Statements in this press release, including those regarding the ability to consummate the proposed transaction and the results that may be achieved following consummation (the "Results"), are "forward-looking statements" within the meaning of the Private Securities Litigation Reform Act of 1995. These forward-looking statements are based on current expectations and involve inherent risks and uncertainties, including factors listed below and other factors that could delay, divert, or change any of them, and could cause actual outcomes and results to differ materially from current expectations.

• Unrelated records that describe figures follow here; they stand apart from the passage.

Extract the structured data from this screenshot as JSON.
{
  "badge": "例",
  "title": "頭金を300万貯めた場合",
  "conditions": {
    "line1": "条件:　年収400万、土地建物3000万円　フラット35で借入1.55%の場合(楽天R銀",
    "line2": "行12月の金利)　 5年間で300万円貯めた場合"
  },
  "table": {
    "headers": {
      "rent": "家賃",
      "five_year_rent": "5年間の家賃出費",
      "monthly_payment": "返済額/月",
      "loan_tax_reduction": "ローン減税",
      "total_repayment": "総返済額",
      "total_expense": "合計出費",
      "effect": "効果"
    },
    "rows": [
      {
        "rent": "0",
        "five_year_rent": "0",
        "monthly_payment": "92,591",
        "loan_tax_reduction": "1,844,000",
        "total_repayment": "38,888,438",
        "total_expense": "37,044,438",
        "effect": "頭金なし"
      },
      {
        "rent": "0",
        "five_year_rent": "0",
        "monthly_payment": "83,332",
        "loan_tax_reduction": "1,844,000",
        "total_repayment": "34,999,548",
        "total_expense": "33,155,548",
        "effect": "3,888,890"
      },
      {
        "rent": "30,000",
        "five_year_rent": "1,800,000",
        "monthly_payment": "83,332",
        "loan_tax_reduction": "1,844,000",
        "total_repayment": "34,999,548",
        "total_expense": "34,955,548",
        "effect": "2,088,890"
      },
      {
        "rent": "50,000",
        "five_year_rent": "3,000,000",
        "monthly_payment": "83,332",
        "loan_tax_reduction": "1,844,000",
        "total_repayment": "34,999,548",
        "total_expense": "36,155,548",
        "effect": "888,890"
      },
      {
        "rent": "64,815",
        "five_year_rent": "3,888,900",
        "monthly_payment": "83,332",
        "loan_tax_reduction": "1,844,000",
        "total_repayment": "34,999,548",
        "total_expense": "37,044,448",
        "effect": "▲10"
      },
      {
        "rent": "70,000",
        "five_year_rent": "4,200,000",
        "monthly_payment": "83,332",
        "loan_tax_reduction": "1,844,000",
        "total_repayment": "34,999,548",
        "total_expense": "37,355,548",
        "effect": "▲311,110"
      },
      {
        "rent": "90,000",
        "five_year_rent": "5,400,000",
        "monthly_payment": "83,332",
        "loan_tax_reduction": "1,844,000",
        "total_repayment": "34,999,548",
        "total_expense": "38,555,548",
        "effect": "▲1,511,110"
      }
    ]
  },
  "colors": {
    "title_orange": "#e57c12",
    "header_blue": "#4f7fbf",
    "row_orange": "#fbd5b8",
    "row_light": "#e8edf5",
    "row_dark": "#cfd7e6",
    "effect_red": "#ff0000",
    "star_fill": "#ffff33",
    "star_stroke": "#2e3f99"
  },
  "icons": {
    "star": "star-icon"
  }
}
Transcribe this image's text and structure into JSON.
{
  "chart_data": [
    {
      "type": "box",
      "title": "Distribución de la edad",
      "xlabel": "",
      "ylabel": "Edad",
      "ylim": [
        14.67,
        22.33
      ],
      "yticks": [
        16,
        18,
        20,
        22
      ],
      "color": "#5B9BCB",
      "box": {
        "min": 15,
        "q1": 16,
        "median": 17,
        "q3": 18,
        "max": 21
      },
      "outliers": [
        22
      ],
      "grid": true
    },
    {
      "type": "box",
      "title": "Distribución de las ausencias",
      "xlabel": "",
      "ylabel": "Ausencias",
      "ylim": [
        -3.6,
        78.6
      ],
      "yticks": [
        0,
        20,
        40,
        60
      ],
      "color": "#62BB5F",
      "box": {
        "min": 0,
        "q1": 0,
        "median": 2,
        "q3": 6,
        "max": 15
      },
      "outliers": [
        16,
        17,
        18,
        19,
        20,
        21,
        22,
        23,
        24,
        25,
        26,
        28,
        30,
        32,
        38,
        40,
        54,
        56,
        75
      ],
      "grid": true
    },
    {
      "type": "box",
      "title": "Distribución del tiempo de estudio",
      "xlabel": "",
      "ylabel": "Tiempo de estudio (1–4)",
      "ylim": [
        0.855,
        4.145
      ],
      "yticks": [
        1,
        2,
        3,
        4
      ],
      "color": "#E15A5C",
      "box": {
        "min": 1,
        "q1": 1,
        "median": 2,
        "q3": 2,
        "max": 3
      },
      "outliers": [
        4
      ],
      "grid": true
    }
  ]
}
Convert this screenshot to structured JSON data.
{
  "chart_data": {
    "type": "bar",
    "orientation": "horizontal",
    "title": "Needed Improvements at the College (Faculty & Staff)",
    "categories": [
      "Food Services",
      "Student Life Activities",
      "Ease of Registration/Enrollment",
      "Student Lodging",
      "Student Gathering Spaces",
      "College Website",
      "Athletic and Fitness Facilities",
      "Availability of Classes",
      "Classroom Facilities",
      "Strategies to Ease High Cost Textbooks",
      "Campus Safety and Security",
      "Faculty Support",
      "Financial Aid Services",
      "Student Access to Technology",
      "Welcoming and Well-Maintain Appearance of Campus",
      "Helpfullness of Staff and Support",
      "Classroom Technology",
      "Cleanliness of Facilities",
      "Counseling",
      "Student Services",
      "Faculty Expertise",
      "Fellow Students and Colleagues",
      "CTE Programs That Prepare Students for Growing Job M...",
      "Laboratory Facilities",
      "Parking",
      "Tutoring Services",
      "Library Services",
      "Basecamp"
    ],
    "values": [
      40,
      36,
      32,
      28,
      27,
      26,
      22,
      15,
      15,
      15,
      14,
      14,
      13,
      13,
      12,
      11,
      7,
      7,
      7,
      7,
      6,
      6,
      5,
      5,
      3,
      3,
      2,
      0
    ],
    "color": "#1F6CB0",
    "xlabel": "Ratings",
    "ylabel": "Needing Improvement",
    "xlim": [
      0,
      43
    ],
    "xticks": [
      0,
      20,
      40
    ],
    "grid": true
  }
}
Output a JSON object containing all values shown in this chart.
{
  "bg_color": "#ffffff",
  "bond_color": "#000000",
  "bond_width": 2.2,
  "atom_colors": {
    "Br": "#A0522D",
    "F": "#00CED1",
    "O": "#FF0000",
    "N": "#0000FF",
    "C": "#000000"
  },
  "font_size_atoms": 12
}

The company's ability to consummate the proposed transaction and to deliver the Results is dependent upon, among other things, (i) the implementation of the information/consultation procedure of the labor representatives required in connection with the proposed transaction; (ii) obtaining the approvals, third party consents and clearances required to consummate the proposed transaction; (iii) the ability of the company to achieve the synergies anticipated as a result of the proposed transaction; (iv) the success of the company's efforts to maintain prices in order to, among other things, offset the impact of steel and other commodity price inflation; (v) continued improvements in productivity and cost reductions; and (vi) the absence or mitigation of increased pricing pressures from customers and competitors and the ability to defend market share in the face of price competition. The company's ability to achieve the Results will also be affected by external factors including pricing pressure and other changes within competitive markets, the continued consolidation of customers particularly in consumer channels, inventory management pressures on the company's customers, increasing competition, changes in trade, monetary, tax and fiscal policies and laws, inflation, currency exchange fluctuations, the impact of dollar/foreign currency exchange and interest rates on the competitiveness of products and the company's debt program, the strength of the U.S. economy and the impact of events that cause or may cause disruption in the company's installation, distribution and sales networks such as weather conditions, war, terrorist activities, political unrest and recessionary or expansive trends in the economies of the world in which the company operates.

The company undertakes no obligation to publicly update or revise any forward-looking statements to reflect events or circumstances that may arise after the date hereof.